KESK'e bağlı Eğitim-Sen Kdz.Ereğli İlçe Temsilciliği tarafından 8 Mart Dünya Kadınlar günü nedeniyle Nimet İlköğretim Okulu Konferans Salonunda Şiir Dinletisi programı yapıldı, kadına uygulanan şiddete vurgu yapıldı.

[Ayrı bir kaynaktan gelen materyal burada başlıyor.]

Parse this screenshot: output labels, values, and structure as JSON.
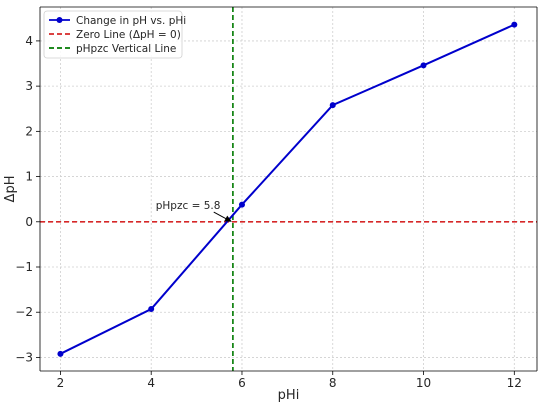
{
  "chart_data": {
    "type": "line",
    "title": "",
    "xlabel": "pHi",
    "ylabel": "ΔpH",
    "xlim": [
      1.55,
      12.5
    ],
    "ylim": [
      -3.3,
      4.75
    ],
    "xticks": [
      2,
      4,
      6,
      8,
      10,
      12
    ],
    "xtick_labels": [
      "2",
      "4",
      "6",
      "8",
      "10",
      "12"
    ],
    "yticks": [
      -3,
      -2,
      -1,
      0,
      1,
      2,
      3,
      4
    ],
    "ytick_labels": [
      "−3",
      "−2",
      "−1",
      "0",
      "1",
      "2",
      "3",
      "4"
    ],
    "grid": true,
    "legend_placement": "top-left",
    "series": [
      {
        "name": "Change in pH vs. pHi",
        "color": "#0000cc",
        "marker": "circle",
        "line": "solid",
        "x": [
          2,
          4,
          6,
          8,
          10,
          12
        ],
        "y": [
          -2.92,
          -1.93,
          0.38,
          2.58,
          3.46,
          4.36
        ]
      }
    ],
    "reference_lines": [
      {
        "name": "Zero Line (ΔpH = 0)",
        "orientation": "horizontal",
        "value": 0,
        "color": "#d62728",
        "style": "dashed"
      },
      {
        "name": "pHpzc Vertical Line",
        "orientation": "vertical",
        "value": 5.8,
        "color": "#007a00",
        "style": "dashed"
      }
    ],
    "annotations": [
      {
        "text": "pHpzc = 5.8",
        "x": 5.8,
        "y": 0,
        "text_x": 4.1,
        "text_y": 0.28
      }
    ]
  }
}
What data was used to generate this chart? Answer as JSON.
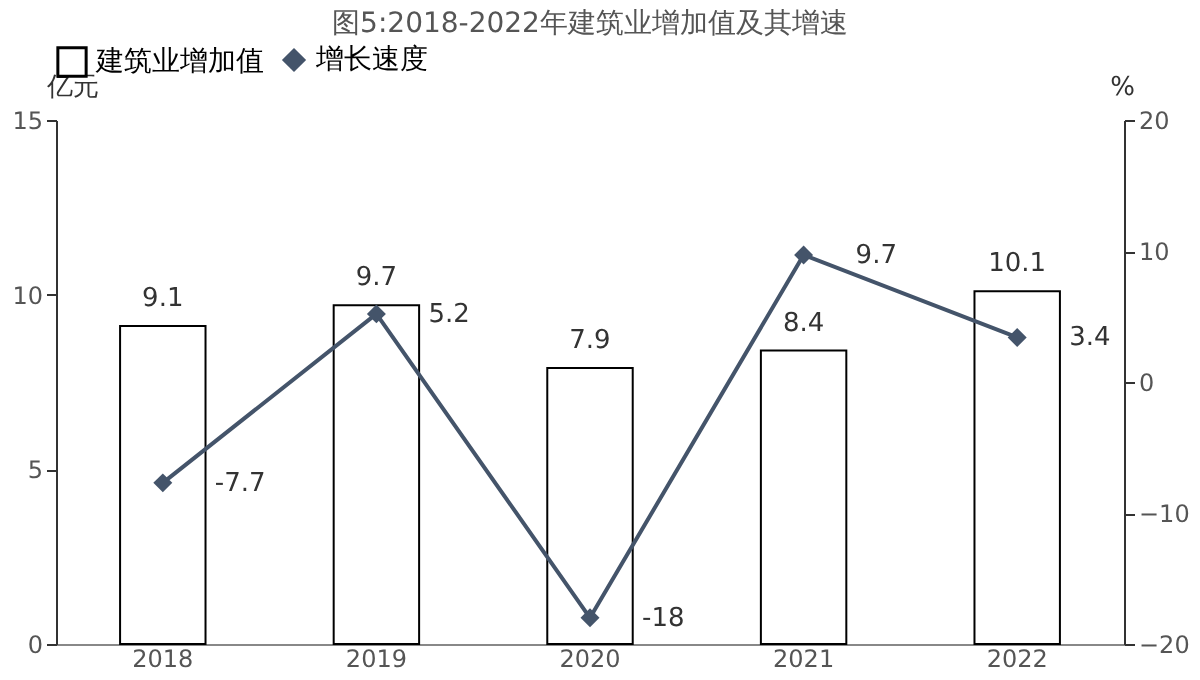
{
  "chart_data": {
    "type": "bar",
    "title": "图5:2018-2022年建筑业增加值及其增速",
    "ylabel": "亿元",
    "y2label": "%",
    "categories": [
      "2018",
      "2019",
      "2020",
      "2021",
      "2022"
    ],
    "series": [
      {
        "name": "建筑业增加值",
        "color": "#ffffff",
        "values": [
          9.1,
          9.7,
          7.9,
          8.4,
          10.1
        ]
      },
      {
        "name": "增长速度",
        "type": "line",
        "axis": "y2",
        "color": "#44546a",
        "values": [
          -7.7,
          5.2,
          -18,
          9.7,
          3.4
        ]
      }
    ],
    "ylim": [
      0,
      15
    ],
    "yticks": [
      0,
      5,
      10,
      15
    ],
    "y2lim": [
      -20,
      20
    ],
    "y2ticks": [
      -20,
      -10,
      0,
      10,
      20
    ],
    "data_labels": true,
    "legend": "top",
    "grid": false,
    "marker": "diamond",
    "line_style": "solid"
  }
}
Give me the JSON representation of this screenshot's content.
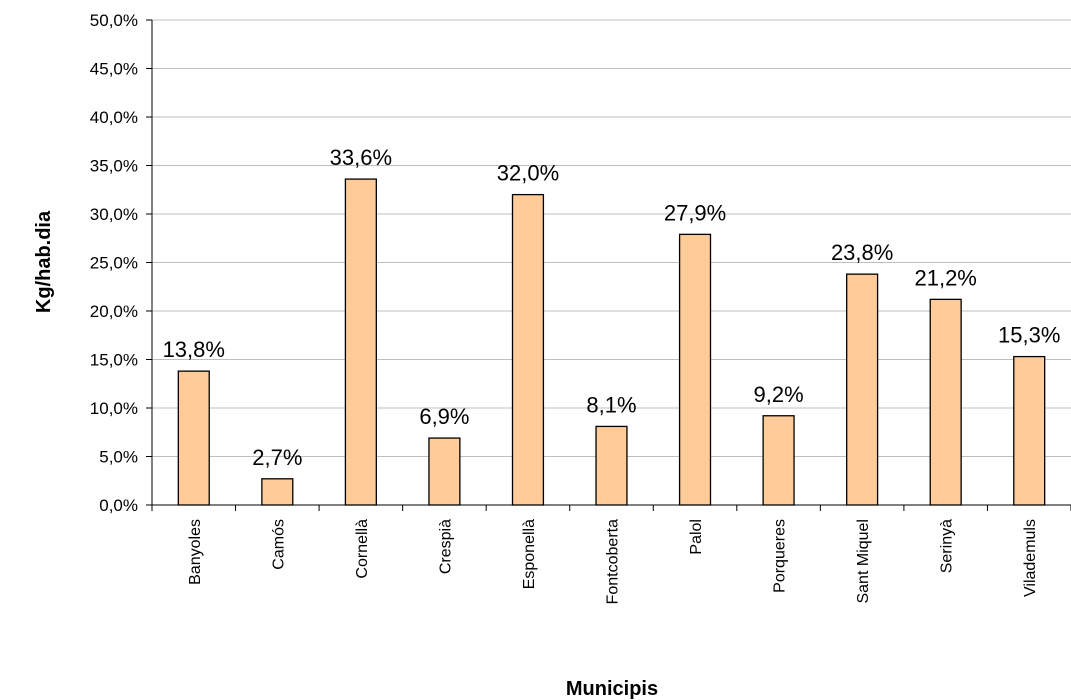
{
  "chart_data": {
    "type": "bar",
    "title": "",
    "xlabel": "Municipis",
    "ylabel": "Kg/hab.dia",
    "ylim": [
      0,
      50
    ],
    "ytick_step": 5,
    "yticks": [
      "0,0%",
      "5,0%",
      "10,0%",
      "15,0%",
      "20,0%",
      "25,0%",
      "30,0%",
      "35,0%",
      "40,0%",
      "45,0%",
      "50,0%"
    ],
    "grid": true,
    "legend": "none",
    "categories": [
      "Banyoles",
      "Camós",
      "Cornellà",
      "Crespià",
      "Esponellà",
      "Fontcoberta",
      "Palol",
      "Porqueres",
      "Sant Miquel",
      "Serinyà",
      "Vilademuls"
    ],
    "values": [
      13.8,
      2.7,
      33.6,
      6.9,
      32.0,
      8.1,
      27.9,
      9.2,
      23.8,
      21.2,
      15.3
    ],
    "data_labels": [
      "13,8%",
      "2,7%",
      "33,6%",
      "6,9%",
      "32,0%",
      "8,1%",
      "27,9%",
      "9,2%",
      "23,8%",
      "21,2%",
      "15,3%"
    ],
    "colors": {
      "bar_fill": "#FFCC99",
      "bar_stroke": "#000000",
      "grid": "#BFBFBF",
      "axis": "#000000"
    }
  }
}
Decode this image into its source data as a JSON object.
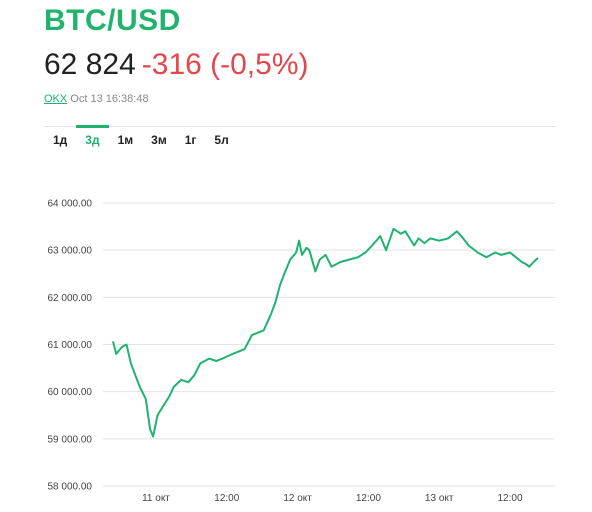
{
  "header": {
    "title": "BTC/USD",
    "price": "62 824",
    "change": "-316 (-0,5%)",
    "exchange": "OKX",
    "timestamp": "Oct 13 16:38:48"
  },
  "tabs": [
    {
      "label": "1д",
      "active": false
    },
    {
      "label": "3д",
      "active": true
    },
    {
      "label": "1м",
      "active": false
    },
    {
      "label": "3м",
      "active": false
    },
    {
      "label": "1г",
      "active": false
    },
    {
      "label": "5л",
      "active": false
    }
  ],
  "colors": {
    "accent": "#1fb36e",
    "negative": "#e2474b"
  },
  "chart_data": {
    "type": "line",
    "title": "",
    "xlabel": "",
    "ylabel": "",
    "ylim": [
      58000,
      64000
    ],
    "grid": true,
    "y_ticks": [
      58000,
      59000,
      60000,
      61000,
      62000,
      63000,
      64000
    ],
    "y_tick_labels": [
      "58 000.00",
      "59 000.00",
      "60 000.00",
      "61 000.00",
      "62 000.00",
      "63 000.00",
      "64 000.00"
    ],
    "x_ticks": [
      "2021-10-11 00:00",
      "2021-10-11 12:00",
      "2021-10-12 00:00",
      "2021-10-12 12:00",
      "2021-10-13 00:00",
      "2021-10-13 12:00"
    ],
    "x_tick_labels": [
      "11 окт",
      "12:00",
      "12 окт",
      "12:00",
      "13 окт",
      "12:00"
    ],
    "series": [
      {
        "color": "#1fb36e",
        "x": [
          "2021-10-10 16:45",
          "2021-10-10 17:15",
          "2021-10-10 18:15",
          "2021-10-10 19:00",
          "2021-10-10 19:45",
          "2021-10-10 20:30",
          "2021-10-10 21:15",
          "2021-10-10 22:15",
          "2021-10-10 23:00",
          "2021-10-10 23:30",
          "2021-10-11 00:15",
          "2021-10-11 00:45",
          "2021-10-11 01:30",
          "2021-10-11 02:15",
          "2021-10-11 03:00",
          "2021-10-11 04:15",
          "2021-10-11 05:30",
          "2021-10-11 06:30",
          "2021-10-11 07:30",
          "2021-10-11 09:00",
          "2021-10-11 10:15",
          "2021-10-11 11:15",
          "2021-10-11 13:00",
          "2021-10-11 14:00",
          "2021-10-11 15:00",
          "2021-10-11 16:15",
          "2021-10-11 17:15",
          "2021-10-11 18:15",
          "2021-10-11 19:30",
          "2021-10-11 20:15",
          "2021-10-11 21:00",
          "2021-10-11 21:45",
          "2021-10-11 22:45",
          "2021-10-11 23:45",
          "2021-10-12 00:15",
          "2021-10-12 00:45",
          "2021-10-12 01:30",
          "2021-10-12 02:00",
          "2021-10-12 03:00",
          "2021-10-12 03:45",
          "2021-10-12 04:45",
          "2021-10-12 05:45",
          "2021-10-12 07:15",
          "2021-10-12 08:45",
          "2021-10-12 10:15",
          "2021-10-12 11:30",
          "2021-10-12 13:00",
          "2021-10-12 14:00",
          "2021-10-12 15:00",
          "2021-10-12 16:15",
          "2021-10-12 17:30",
          "2021-10-12 18:15",
          "2021-10-12 19:00",
          "2021-10-12 19:45",
          "2021-10-12 20:30",
          "2021-10-12 21:30",
          "2021-10-12 22:30",
          "2021-10-13 00:00",
          "2021-10-13 01:30",
          "2021-10-13 03:00",
          "2021-10-13 03:45",
          "2021-10-13 05:00",
          "2021-10-13 06:30",
          "2021-10-13 08:00",
          "2021-10-13 09:30",
          "2021-10-13 10:30",
          "2021-10-13 12:00",
          "2021-10-13 13:00",
          "2021-10-13 14:00",
          "2021-10-13 14:45",
          "2021-10-13 15:15",
          "2021-10-13 16:00",
          "2021-10-13 16:38"
        ],
        "values": [
          61050,
          60800,
          60950,
          61000,
          60600,
          60350,
          60100,
          59850,
          59200,
          59050,
          59500,
          59600,
          59750,
          59900,
          60100,
          60250,
          60200,
          60350,
          60600,
          60700,
          60650,
          60700,
          60800,
          60850,
          60900,
          61200,
          61250,
          61300,
          61650,
          61900,
          62250,
          62500,
          62800,
          62950,
          63200,
          62900,
          63050,
          63000,
          62550,
          62800,
          62900,
          62650,
          62750,
          62800,
          62850,
          62950,
          63150,
          63300,
          63000,
          63450,
          63350,
          63400,
          63250,
          63100,
          63250,
          63150,
          63250,
          63200,
          63250,
          63400,
          63300,
          63100,
          62950,
          62850,
          62950,
          62900,
          62950,
          62850,
          62750,
          62700,
          62650,
          62750,
          62824
        ]
      }
    ]
  }
}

Açılışın ardından Eğitim-Sen Kdz.Ereğli İlçe Temsilcisi İbrahim Koç, 8 Mart Dünyanın dört bir yanında ve Türkiye'de kadınların sokaklarda, meydanlarda eşitliği, özgürlüğü, barışı ve kardeşliği haykırdığını belirterek başladığı konuşmasında, Kadınlarımız ulusal, sınıfsal ve cinsel sömürüye, her türlü eşitsizliğe ve şiddete karşı, eşitliği, özgürlüğü, adaleti ve barışı savunuyor olacaktır. Bunu da sadece kendileri için değil tüm insanlık için yapacaklardır. Baskı, gözaltı ve tutuklama terörünün hedefine ise kadın sendikacılarımız alınmıştır. En son tutuklamalar KESK Kadın Sekreteri ile birlikte konfederasyonumuza bağlı sendikaların kadın sekreteri ve aktif kadın üyelerimiz olmuştur. Bunun anlamı çok açıktır.

MİLLİYETÇİLİK VE DİNSEL
Bir yandan her fırsatta kadınlardan üç çocuk doğurmasını isteyen öte yandan da neo-liberal sömürü çarklarına esnek, güvencesiz ve ucuz emek gücü yaratmak isteyen sistem, haklarına sahip çıkan, daha özgür ve barış içinde bir ülke hayal eden, örgütlünün ve örgütlülüğünü eylem gücüne dönüştüren kadınlara tahammül edememektedir. Kapitalist sistem ülkemizde bütün hoyratlığıyla sömürüne devam ediyor ve bunu milliyetçilik ve muhafazakarlık kılıfları içinde gerçekleştiriyor. Sistemin kadına yönelik her türlü söylem ve uygulamasında kapitalizmin, milliyetçiliğin ve dinsel muhafazakarlığın ikiyüzlülüğünü görmek mümkündür. Ülkemizde hergün en az üç kadın en yakınlarında bulunan erkekler tarafından katlediliyor. Kadın cinayetleri katliam boyutuna ulaşmış bulunuyor.

KURUM DEVLETİN KENDİSİ
Devlet ise çıkardığı onca yasaya rağmen kadınların can güvenliğini sağlamada yetersiz kalıyor. Yetersiz kalıyor çünkü devletin karakteri de erkek egemendir. En büyük ataerkil kurum devletin kendisidir. Ailenin reisinin erkek olduğu maddesi medeni kanundan çıkartılmış olsa da devlet halen kadınları erkeklerin malı olarak görmeye devam ediyor. Son birkaç ay içinde işlenen kadın cinayetlerinde katledilen kadınların daha önceden resmi yetkili kurumlara can güvenliklerinin korunması için başvuruda bulundukları ortaya çıktı. Ama can güvenlikleri sağlanmamıştır. Acilen devletin kadın cinayetlerine dur diyecek çözümler getirmesi gerekmektedir.

KAMPANYALAR DÜZENLENİYOR
Bunu da dinsel inanışlara dayandırmadan kadını da karşı cinsle eşit haklara sahip bir birey olarak görmekten geçmektedir.
Eğitimde de durum pek farklı değil. Bir yandan kadınların eğitimine büyük önem veriliyor. Kız çocuklarının okullaşması için devasa kampanyalar düzenleniyor. Fakat eğitimde cinsiyet eşitsizliğine son vermeyen aksine giderek derinleştirecek politikalara imza atan devlet meclise sunduğu 4+4+4 şeklinde formüle edilen yasa teklifinde de bunu bir kez daha ortaya koymuştur. Yasa teklifinden amaçlanan kız öğrencilerimiz için temel eğitimin sekiz yıla indirilerek 12-13 yaşlarında sosyal ortamlardan alınarak evlere kapatılmaları amaçlanmaktadır
Konuşmanın ardından Şiir Dinletisi programı 6 bölüm halinde gerçekleştirildi. Etkinliğe öğretmenler, veliler ve öğrenciler de katıldı.